Traditional Gas Station versus On-Demand Fuel Delivery
To truly understand the value of on-demand fuel delivery, it’s important to compare the economics against the traditional gas station. There are five areas that show distinct advantages for choosing fuel delivery.
Overhead Costs
On-demand fuel delivery services have lower overhead costs. Since fuel delivery companies are not fixed to a single location, they are often able to minimize administrative costs. They also don’t often keep inventory on-site which reduces shrink and inventory loss. Alternatively, traditional gas stations have high overhead costs including land purchase or lease, construction, maintenance, employee salaries, and equipment maintenance.
Delivery Fees:
On-demand fuel delivery services may charge a delivery fee, which is not something that happens in the traditional gas station model. However, traditional gas stations do often charge differently for payment types (cash versus credit) and can ask for extra fees for full service.
Fuel Prices:
Traditional gas stations may be able to offer lower fuel prices in some cases due to their ability to purchase fuel in large quantities. On the other hand, on-demand fuel delivery companies may be able to negotiate better prices with fuel suppliers since they often purchase fuel in bulk. These companies also have flexibility in where and how they receive their fuel supply, which allows them to find the best price.
Convenience:
Convenience is top of the list for on-demand fuel delivery services. Customers don’t have to travel to a gas station to fill up their tanks like they would do for a traditional gas station.
Competitive Market:
The on-demand fuel delivery market is becoming increasingly competitive, which can result in lower prices and better service for consumers. Traditional gas stations are also facing increased competition from on-demand fuel delivery services and may need to lower their prices or improve their services to remain competitive.
Conclusion
The on-demand fuel delivery market is still emerging but there are but a few market leaders like Booster, who have been able to deliver value for their customers. Booster is a diesel fuel supplier that is able to offer customers fueling services for gas, diesel, and renewable.
By eliminating the need for a physical gas station location, on-demand fuel delivery companies like Booster are able to offer customers a more convenient and cost-effective way to refuel their vehicles.

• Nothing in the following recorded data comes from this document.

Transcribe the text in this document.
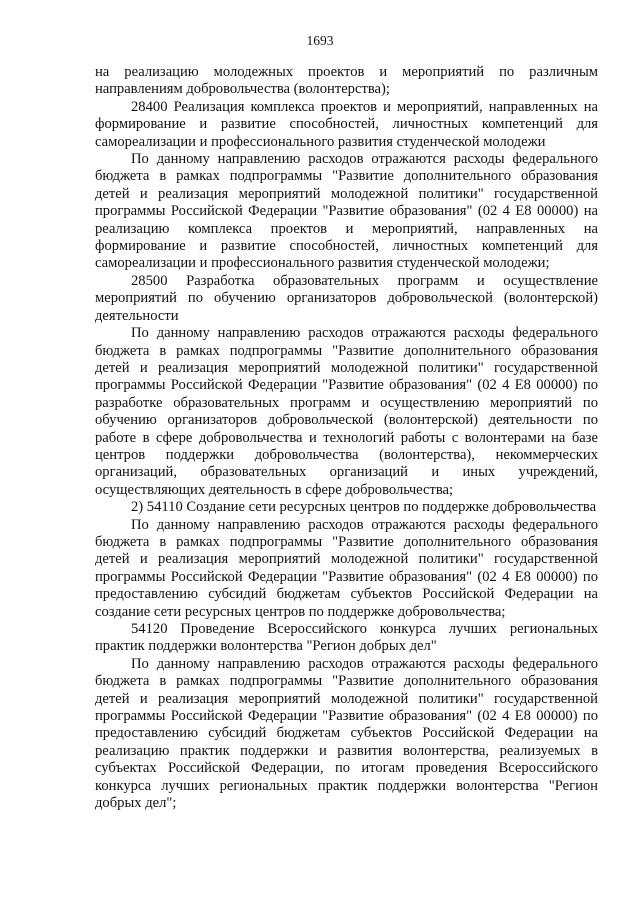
1693

на реализацию молодежных проектов и мероприятий по различным направлениям добровольчества (волонтерства);

28400 Реализация комплекса проектов и мероприятий, направленных на формирование и развитие способностей, личностных компетенций для самореализации и профессионального развития студенческой молодежи

По данному направлению расходов отражаются расходы федерального бюджета в рамках подпрограммы "Развитие дополнительного образования детей и реализация мероприятий молодежной политики" государственной программы Российской Федерации "Развитие образования" (02 4 Е8 00000) на реализацию комплекса проектов и мероприятий, направленных на формирование и развитие способностей, личностных компетенций для самореализации и профессионального развития студенческой молодежи;

28500 Разработка образовательных программ и осуществление мероприятий по обучению организаторов добровольческой (волонтерской) деятельности

По данному направлению расходов отражаются расходы федерального бюджета в рамках подпрограммы "Развитие дополнительного образования детей и реализация мероприятий молодежной политики" государственной программы Российской Федерации "Развитие образования" (02 4 Е8 00000) по разработке образовательных программ и осуществлению мероприятий по обучению организаторов добровольческой (волонтерской) деятельности по работе в сфере добровольчества и технологий работы с волонтерами на базе центров поддержки добровольчества (волонтерства), некоммерческих организаций, образовательных организаций и иных учреждений, осуществляющих деятельность в сфере добровольчества;

2) 54110 Создание сети ресурсных центров по поддержке добровольчества

По данному направлению расходов отражаются расходы федерального бюджета в рамках подпрограммы "Развитие дополнительного образования детей и реализация мероприятий молодежной политики" государственной программы Российской Федерации "Развитие образования" (02 4 Е8 00000) по предоставлению субсидий бюджетам субъектов Российской Федерации на создание сети ресурсных центров по поддержке добровольчества;

54120 Проведение Всероссийского конкурса лучших региональных практик поддержки волонтерства "Регион добрых дел"

По данному направлению расходов отражаются расходы федерального бюджета в рамках подпрограммы "Развитие дополнительного образования детей и реализация мероприятий молодежной политики" государственной программы Российской Федерации "Развитие образования" (02 4 Е8 00000) по предоставлению субсидий бюджетам субъектов Российской Федерации на реализацию практик поддержки и развития волонтерства, реализуемых в субъектах Российской Федерации, по итогам проведения Всероссийского конкурса лучших региональных практик поддержки волонтерства "Регион добрых дел";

While the economics of on-demand fuel delivery versus the traditional gas station model will depend on various factors such as location, delivery fees, and fuel prices, the convenience and potential cost savings associated with on-demand fuel delivery make it an attractive option for many consumers and businesses. As this market continues to innovate and grow, it will be interesting to see how it continues to evolve and impact the fuel industry as a whole.